Avila began working as a professional medical interpreter with Centegra Health System 15 years ago, remaining with the health system when it merged with Northwestern Medicine in 2018. She is based at the Huntley location and also supports other Northwestern Medicine hospitals in the northwest suburbs.

She said she feels just as passionately about her job today as she did when she started more than a decade ago, as it is a crucial piece in providing equal access to health care for people of all backgrounds.

Non-English-speaking families often do not know that they have a legal right to be provided with an interpreter when attending a medical facility, and sometimes, the level of care they receive suffers as a result, Avila said.

Occupational therapist Jagruti Patel is seen silhouetted, wearing a face shield and face mask inside a COVID-19 patient's room at Northwestern Medicine Huntley Campus on Thursday, March 4, 2021 in Huntley.

When the COVID-19 pandemic hit Illinois last March, Avila said her job became even more crucial as health care workers were pulled in all directions “trying to save lives,” but the need to dispel confusion for Spanish-speaking families remained.

In McHenry County, Hispanic or Latino residents suffer from COVID-19 infection at a rate of about 939 positive cases per 10,000 people compared with a rate of about 397 cases per 10,000 white residents, according to the county’s online dashboard of COVID-19 data.

“It is very sad that the numbers are so high,” Avila said. “When it comes to a low-income setting, you’ll have a lot of family members that will live together in the same household, so the risk of infection is so much higher. ... You have the communities that possibly can’t just work from home.

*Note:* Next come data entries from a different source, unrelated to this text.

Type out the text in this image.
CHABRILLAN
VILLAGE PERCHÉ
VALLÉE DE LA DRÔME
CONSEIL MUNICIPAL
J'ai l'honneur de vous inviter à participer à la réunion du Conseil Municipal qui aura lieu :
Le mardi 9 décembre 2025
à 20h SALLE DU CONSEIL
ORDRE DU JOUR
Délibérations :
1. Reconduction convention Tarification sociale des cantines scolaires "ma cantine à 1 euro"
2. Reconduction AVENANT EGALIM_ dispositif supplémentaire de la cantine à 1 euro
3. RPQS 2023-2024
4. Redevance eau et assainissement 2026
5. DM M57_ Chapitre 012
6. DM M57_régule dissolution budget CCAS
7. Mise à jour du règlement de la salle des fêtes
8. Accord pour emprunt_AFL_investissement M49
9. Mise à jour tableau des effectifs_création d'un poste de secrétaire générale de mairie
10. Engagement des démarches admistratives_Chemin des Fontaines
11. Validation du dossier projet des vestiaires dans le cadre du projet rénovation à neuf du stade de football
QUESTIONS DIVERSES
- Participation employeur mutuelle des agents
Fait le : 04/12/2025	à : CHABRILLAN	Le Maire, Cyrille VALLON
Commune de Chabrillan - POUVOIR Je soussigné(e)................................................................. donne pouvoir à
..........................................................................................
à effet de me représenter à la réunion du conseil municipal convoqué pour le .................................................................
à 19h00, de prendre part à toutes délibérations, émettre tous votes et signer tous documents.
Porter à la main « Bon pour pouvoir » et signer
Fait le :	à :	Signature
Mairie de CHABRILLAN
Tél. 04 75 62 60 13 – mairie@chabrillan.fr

It’s not very possible for them at times. So now you have someone who may be ill, but they need to continue to work.”

When it all began, the language barrier that Avila’s patients faced heightened the fear around this new, unknown virus that was ripping through the country. Suddenly, instead of offering her services in person, Avila was translating information through three-way phone calls between doctors, patients and family members who were even more emotional because they could not visit their loved ones.

In the case of Moreno, Avila said she promised her that she would call every time there was an update on her son’s condition because she knew that Moreno would be up all night, waiting by the phone, if she thought there was a chance she might miss something.

Even now, when Moreno’s son is back at home and just about fully recovered from the effects of being on ventilator support for weeks, she said she still thinks about Avila and everything she did for her family.

“Right now there is this pandemic, but there are always people who are sick,” Moreno said. “And for people like me that don’t speak the language, it can be very hard and scary. That is why it is so important what people like [Avila] are doing.”